De 2010 à 2017 nous avons  diplômé 7500 médecins de moins du fait du numerus clausus, dont 6000 généralistes de moins. La région Languedoc-Roussillon fait partie de celles qui sont en déficit de médecins généralistes, maillons essentiels de la continuité des soins de proximité. Si nos concitoyens sont contraints de quitter leur village, leur ville, eux-mêmes désertés par les services publiques et les commerces comment peut-on penser attirer des médecins et des paramédicaux ? ».

« Une fausse solution »

« La suppression ou l’augmentation massive du numerus clausus au programme du président Emmanuel Macron est une fausse solution dont les effets ne pourraient se faire sentir que dans 10 ans au moins. D’autre part il faudrait que l’on soit en capacité de former autant de médecins et qu’à la sortie les flux soient orientés vers les zones déficitaires. Il ne faut donc pas s’arrêter sur cette seule suppression mais voir plus stratégiquement. Nous devons donner les moyens à nos Facultés de former nos futurs médecins et penser à rendre attractifs les bassins de vie délaissés en agissant économiquement. Or de 2010 à 2017 les fractures se sont agrandies, plus de bassins de vie sont en voie de désertification en dehors de quelques zones restées attractives pour les professionnels de santé. Le phénomène de concentration accélère la désertification médicale, encouragé paradoxalement par la multiplication des maisons de santé. En effet la centralisation et la mutualisation des soins dans ces structures  absorbent les médecins et paramédicaux, aggravant ainsi leur désintéressement pour des zones peu attrayantes ».

« Offrir une alternative »

« Pour offrir une autre alternative à ce phénomène mal maîtrisé il faut écouter et aider les initiatives innovantes qui peuvent répondre aux besoins de la population, telle que la mutualisation des moyens informatiques, la télé-médecine qui permettraient aux médecins de rester au plus proche de leurs patients plutôt que d’abandonner leur village pour rejoindre des structures type maison de santé. Depuis sept ans, le nombre de cantons sans médecin généraliste a presque doublé, ce n’est pas tant que l’on a moins de médecins que le fait qu’ils sont mal répartis soit par choix soit par obligation.

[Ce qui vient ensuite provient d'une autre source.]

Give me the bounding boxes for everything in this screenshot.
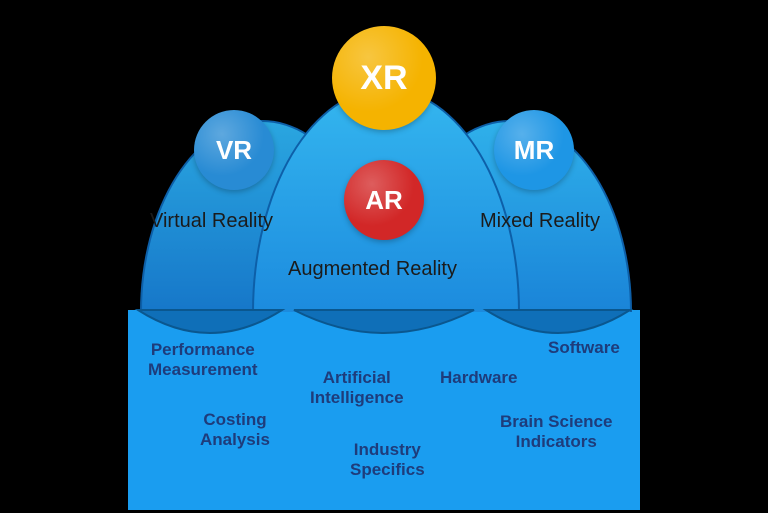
mr-badge-label: MR <box>514 135 554 166</box>
vr-badge-label: VR <box>216 135 252 166</box>
pool-label-brain: Brain ScienceIndicators <box>500 412 612 451</box>
ar-badge-label: AR <box>365 185 403 216</box>
ar-badge: AR <box>344 160 424 240</box>
diagram-stage: Virtual Reality Mixed Reality Augmented … <box>0 0 768 513</box>
mr-badge: MR <box>494 110 574 190</box>
pool-label-performance: PerformanceMeasurement <box>148 340 258 379</box>
pool-label-ai: ArtificialIntelligence <box>310 368 404 407</box>
pool-label-costing: CostingAnalysis <box>200 410 270 449</box>
vr-badge: VR <box>194 110 274 190</box>
pool-label-software: Software <box>548 338 620 358</box>
pool-label-hardware: Hardware <box>440 368 517 388</box>
pool-label-industry: IndustrySpecifics <box>350 440 425 479</box>
xr-badge: XR <box>332 26 436 130</box>
xr-badge-label: XR <box>360 59 407 98</box>
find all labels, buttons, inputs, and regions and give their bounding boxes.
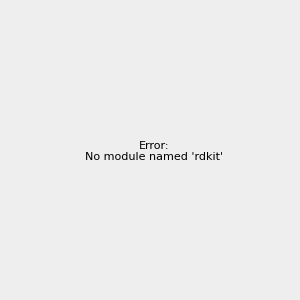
Text: Error:
No module named 'rdkit': Error: No module named 'rdkit' [85,141,223,162]
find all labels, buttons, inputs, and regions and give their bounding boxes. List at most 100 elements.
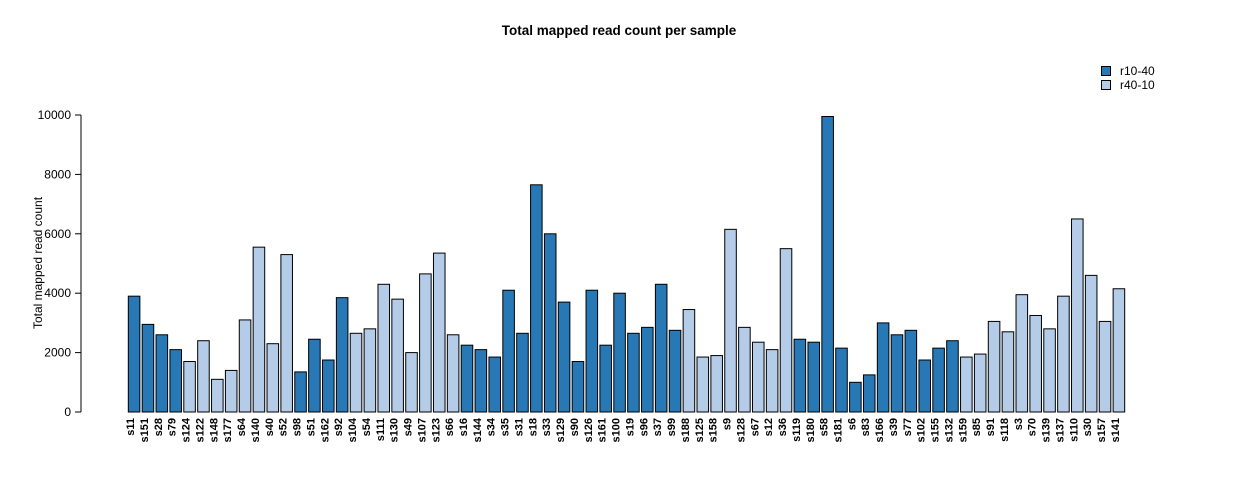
bar-s104 bbox=[349, 332, 363, 413]
bar-s144 bbox=[474, 349, 488, 413]
x-tick-label-s3: s3 bbox=[1013, 418, 1025, 430]
x-tick-label-s180: s180 bbox=[805, 418, 817, 442]
x-tick-label-s18: s18 bbox=[527, 418, 539, 436]
x-tick-label-s30: s30 bbox=[1082, 418, 1094, 436]
x-tick-label-s49: s49 bbox=[403, 418, 415, 436]
bar-s126 bbox=[585, 289, 599, 413]
x-tick-label-s119: s119 bbox=[791, 418, 803, 442]
bar-s130 bbox=[391, 298, 404, 413]
x-tick-label-s28: s28 bbox=[153, 418, 165, 436]
bar-s28 bbox=[155, 334, 169, 413]
x-tick-label-s66: s66 bbox=[444, 418, 456, 436]
x-tick-label-s79: s79 bbox=[167, 418, 179, 436]
bar-s19 bbox=[627, 332, 640, 413]
x-tick-label-s144: s144 bbox=[472, 417, 484, 442]
y-tick-label: 6000 bbox=[44, 227, 71, 241]
bar-s119 bbox=[793, 338, 807, 413]
x-tick-label-s92: s92 bbox=[333, 418, 345, 436]
x-tick-label-s52: s52 bbox=[278, 418, 290, 436]
bar-s125 bbox=[696, 356, 710, 413]
x-tick-label-s118: s118 bbox=[999, 418, 1011, 442]
x-tick-label-s141: s141 bbox=[1110, 418, 1122, 442]
bar-s64 bbox=[238, 319, 252, 413]
x-tick-label-s139: s139 bbox=[1041, 418, 1053, 442]
bar-s11 bbox=[127, 295, 141, 413]
x-tick-label-s19: s19 bbox=[624, 418, 636, 436]
bar-s39 bbox=[890, 334, 904, 413]
bar-s51 bbox=[308, 338, 321, 413]
bar-s99 bbox=[668, 329, 682, 413]
x-tick-label-s6: s6 bbox=[846, 418, 858, 430]
x-tick-label-s122: s122 bbox=[194, 418, 206, 442]
x-tick-label-s107: s107 bbox=[416, 418, 428, 442]
x-tick-label-s96: s96 bbox=[638, 418, 650, 436]
bar-s155 bbox=[932, 347, 945, 413]
bar-s37 bbox=[654, 283, 668, 413]
x-tick-label-s98: s98 bbox=[292, 418, 304, 436]
bar-s110 bbox=[1071, 218, 1084, 413]
bar-s30 bbox=[1084, 274, 1098, 413]
x-tick-label-s102: s102 bbox=[916, 418, 928, 442]
bar-s118 bbox=[1001, 331, 1015, 413]
x-tick-label-s162: s162 bbox=[319, 418, 331, 442]
bar-s67 bbox=[751, 341, 765, 413]
x-tick-label-s34: s34 bbox=[486, 417, 498, 436]
bar-s151 bbox=[141, 323, 155, 413]
x-tick-label-s77: s77 bbox=[902, 418, 914, 436]
x-tick-label-s35: s35 bbox=[500, 418, 512, 436]
bar-s12 bbox=[765, 349, 779, 413]
x-tick-label-s151: s151 bbox=[139, 418, 151, 442]
x-tick-label-s37: s37 bbox=[652, 418, 664, 436]
x-tick-label-s124: s124 bbox=[181, 417, 193, 442]
y-tick-label: 0 bbox=[64, 405, 71, 419]
legend-entry-r10-40: r10-40 bbox=[1101, 64, 1155, 78]
bar-s139 bbox=[1043, 328, 1056, 413]
bar-s102 bbox=[918, 359, 932, 413]
bar-s159 bbox=[960, 356, 973, 413]
bar-s70 bbox=[1029, 314, 1042, 413]
bar-s124 bbox=[183, 361, 196, 413]
x-tick-label-s125: s125 bbox=[694, 418, 706, 442]
bar-s33 bbox=[543, 233, 557, 413]
bar-s161 bbox=[599, 344, 612, 413]
legend-label-r40-10: r40-10 bbox=[1120, 78, 1155, 92]
x-tick-label-s123: s123 bbox=[430, 418, 442, 442]
y-tick-label: 8000 bbox=[44, 167, 71, 181]
legend-swatch-r40-10 bbox=[1101, 80, 1111, 90]
bar-s34 bbox=[488, 356, 502, 413]
bar-s49 bbox=[405, 352, 418, 413]
legend-label-r10-40: r10-40 bbox=[1120, 64, 1155, 78]
x-tick-label-s40: s40 bbox=[264, 418, 276, 436]
bar-s92 bbox=[335, 297, 349, 413]
x-tick-label-s159: s159 bbox=[957, 418, 969, 442]
x-tick-label-s110: s110 bbox=[1068, 418, 1080, 442]
x-tick-label-s12: s12 bbox=[763, 418, 775, 436]
x-tick-label-s137: s137 bbox=[1054, 418, 1066, 442]
bar-s137 bbox=[1057, 295, 1070, 413]
x-tick-label-s9: s9 bbox=[722, 418, 734, 430]
legend-entry-r40-10: r40-10 bbox=[1101, 78, 1155, 92]
bar-s180 bbox=[807, 341, 821, 413]
bar-s141 bbox=[1112, 288, 1126, 413]
bar-s100 bbox=[613, 292, 626, 413]
bar-s40 bbox=[266, 343, 280, 413]
x-tick-label-s111: s111 bbox=[375, 418, 387, 441]
bar-s58 bbox=[821, 115, 834, 413]
bar-s148 bbox=[211, 378, 224, 413]
x-tick-label-s128: s128 bbox=[735, 418, 747, 442]
bar-s83 bbox=[862, 374, 876, 413]
x-tick-label-s104: s104 bbox=[347, 417, 359, 442]
x-tick-label-s51: s51 bbox=[305, 418, 317, 436]
x-tick-label-s132: s132 bbox=[943, 418, 955, 442]
bar-s91 bbox=[987, 320, 1001, 413]
x-tick-label-s99: s99 bbox=[666, 418, 678, 436]
bar-s181 bbox=[835, 347, 848, 413]
legend: r10-40 r40-10 bbox=[1101, 64, 1155, 92]
bar-s162 bbox=[322, 359, 335, 413]
x-tick-label-s67: s67 bbox=[749, 418, 761, 436]
x-tick-label-s126: s126 bbox=[583, 418, 595, 442]
x-tick-label-s36: s36 bbox=[777, 418, 789, 436]
x-tick-label-s85: s85 bbox=[971, 418, 983, 436]
bar-s36 bbox=[779, 248, 793, 413]
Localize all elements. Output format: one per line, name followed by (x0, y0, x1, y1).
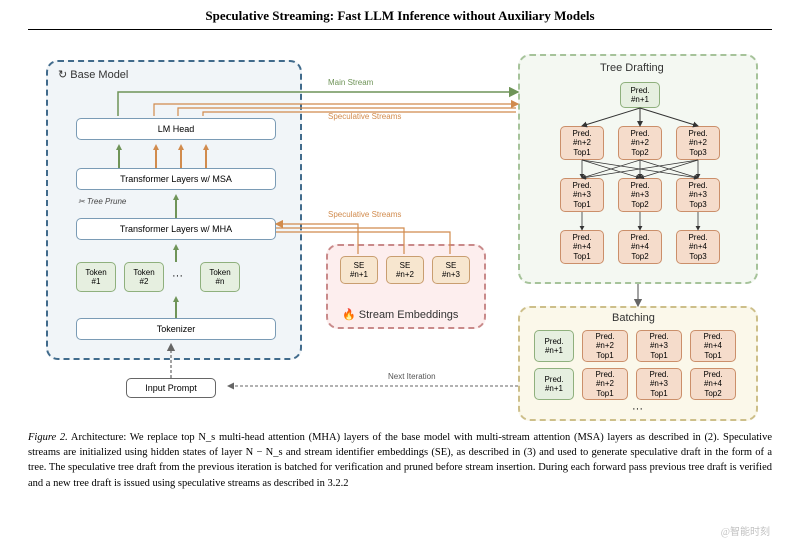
batching-ellipsis: ··· (632, 403, 643, 415)
tree-prune-label: ✂ Tree Prune (78, 197, 126, 206)
tokenizer-block: Tokenizer (76, 318, 276, 340)
input-prompt-box: Input Prompt (126, 378, 216, 398)
se-3: SE #n+3 (432, 256, 470, 284)
cycle-icon: ↻ (58, 69, 67, 81)
token-1: Token #1 (76, 262, 116, 292)
se-1: SE #n+1 (340, 256, 378, 284)
tree-title: Tree Drafting (600, 62, 664, 74)
lm-head-block: LM Head (76, 118, 276, 140)
batching-panel: Batching Pred. #n+1 Pred. #n+2 Top1 Pred… (518, 306, 758, 421)
tree-r2-0: Pred. #n+2 Top1 (560, 126, 604, 160)
figure-number: Figure 2. (28, 432, 68, 443)
msa-block: Transformer Layers w/ MSA (76, 168, 276, 190)
batch-r1-0: Pred. #n+1 (534, 330, 574, 362)
batch-r1-1: Pred. #n+2 Top1 (582, 330, 628, 362)
stream-embeddings-panel: SE #n+1 SE #n+2 SE #n+3 🔥 Stream Embeddi… (326, 244, 486, 329)
paper-title: Speculative Streaming: Fast LLM Inferenc… (28, 0, 772, 30)
tree-r2-2: Pred. #n+2 Top3 (676, 126, 720, 160)
batch-r2-1: Pred. #n+2 Top1 (582, 368, 628, 400)
main-stream-label: Main Stream (328, 78, 373, 87)
tree-r4-1: Pred. #n+4 Top2 (618, 230, 662, 264)
spec-streams-label-mid: Speculative Streams (328, 210, 401, 219)
next-iteration-label: Next Iteration (388, 372, 436, 381)
mha-block: Transformer Layers w/ MHA (76, 218, 276, 240)
token-n: Token #n (200, 262, 240, 292)
tree-root: Pred. #n+1 (620, 82, 660, 108)
spec-streams-label-top: Speculative Streams (328, 112, 401, 121)
batch-r2-2: Pred. #n+3 Top1 (636, 368, 682, 400)
tree-r3-0: Pred. #n+3 Top1 (560, 178, 604, 212)
token-2: Token #2 (124, 262, 164, 292)
architecture-figure: ↻ Base Model LM Head Transformer Layers … (28, 54, 772, 424)
figure-caption: Figure 2. Architecture: We replace top N… (28, 430, 772, 491)
tree-r4-0: Pred. #n+4 Top1 (560, 230, 604, 264)
batch-r1-3: Pred. #n+4 Top1 (690, 330, 736, 362)
stream-embeddings-title: 🔥 Stream Embeddings (342, 308, 458, 321)
batch-r1-2: Pred. #n+3 Top1 (636, 330, 682, 362)
tree-r3-1: Pred. #n+3 Top2 (618, 178, 662, 212)
batch-r2-3: Pred. #n+4 Top2 (690, 368, 736, 400)
se-2: SE #n+2 (386, 256, 424, 284)
batch-r2-0: Pred. #n+1 (534, 368, 574, 400)
watermark: @智能时刻 (721, 523, 770, 538)
base-model-title: ↻ Base Model (58, 68, 128, 81)
flame-icon: 🔥 (342, 309, 356, 321)
caption-text: Architecture: We replace top N_s multi-h… (28, 432, 772, 489)
base-model-panel: ↻ Base Model LM Head Transformer Layers … (46, 60, 302, 360)
tree-drafting-panel: Tree Drafting Pred. #n+1 Pred. #n+2 Top1… (518, 54, 758, 284)
tree-r4-2: Pred. #n+4 Top3 (676, 230, 720, 264)
tree-r2-1: Pred. #n+2 Top2 (618, 126, 662, 160)
token-ellipsis: ··· (172, 270, 183, 282)
batching-title: Batching (612, 312, 655, 324)
tree-r3-2: Pred. #n+3 Top3 (676, 178, 720, 212)
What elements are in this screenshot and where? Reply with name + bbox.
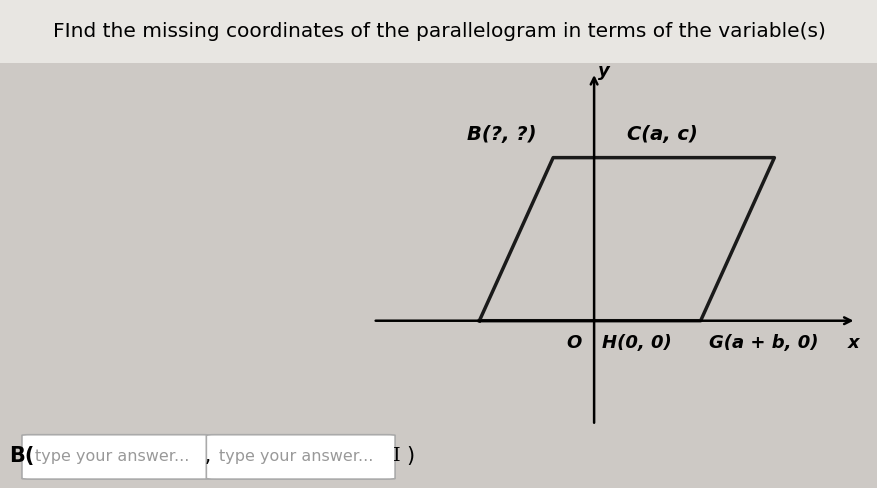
Text: C(a, c): C(a, c) (626, 125, 697, 144)
Text: I: I (393, 447, 401, 465)
Text: B(: B( (9, 447, 34, 466)
Text: G(a + b, 0): G(a + b, 0) (708, 334, 817, 352)
FancyBboxPatch shape (22, 435, 210, 479)
FancyBboxPatch shape (206, 435, 395, 479)
Text: type your answer...: type your answer... (35, 449, 189, 464)
Text: O: O (566, 334, 581, 352)
FancyBboxPatch shape (0, 0, 877, 63)
Text: H(0, 0): H(0, 0) (602, 334, 671, 352)
Text: type your answer...: type your answer... (219, 449, 374, 464)
Text: x: x (847, 334, 859, 352)
Text: ,: , (204, 447, 210, 466)
Text: y: y (597, 62, 610, 80)
Text: ): ) (406, 447, 414, 466)
Text: FInd the missing coordinates of the parallelogram in terms of the variable(s): FInd the missing coordinates of the para… (53, 22, 824, 41)
Text: B(?, ?): B(?, ?) (467, 125, 536, 144)
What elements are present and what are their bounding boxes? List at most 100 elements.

Dicté par le seul souci de la productivité et du gain, l’ambulatoire est devenu le fer de lance économique chéri des hôpitaux privés et publics sous couvert d’amélioration du confort du patient. Favorisé par les progrès techniques indéniables en chirurgie, force est de constater qu’il crée des effets sans doute non prévus à l’origine mais sur lesquels l’institution ferme les yeux car non seulement il permet une économie à court terme, mais il fait aussi gagner de l’argent rapidement. Les investissements en personnel pour faire marcher le système ne sont cependant pas au rendez-vous et le premier à en pâtir est le patient qui devient en fait un simple générateur de profits. Il entre, il est traité, il sort. Le personnel n’est plus en mesure de s’occuper de son patient, de l’informer, de gérer la « masse » ».

« Le personnel souffre »

« Le personnel souffre avec un risque pour la sécurité des patients. Les patients se retrouvent trop souvent livrés à eux-mêmes et en difficultés lorsqu’ils sont renvoyés dans leur désert médical… Nous sommes là dans un paradoxe qui ne pourra qu’apporter à moyen terme des surcoûts que la sécurité sociale devra absorber sous une autre forme.

Repenser la formation de tous les professionnels de santé pour répondre aux exigences de qualité et de sécurité des soins adaptées aux territoires est une nécessité stratégique qui ne peut se faire sans l’implication des universités qui ont également un rôle à jouer au sein des groupements hospitaliers territoriaux, et notre région est particulièrement bien dotée avec l’université de Montpellier, seconde au classement national.

Nous devons repenser un système de santé qui fonctionne autour des malades, de leurs familles, des professionnels de santé et des élus locaux et qui ne soit pas le fruit d’une construction imaginée par les fédérations hospitalières, les mutuelles, la CNAM et un gouvernement dirigés par le seul moteur de faire des économies comptables au détriment de notre santé, co responsables de la détérioration de notre système de soins ».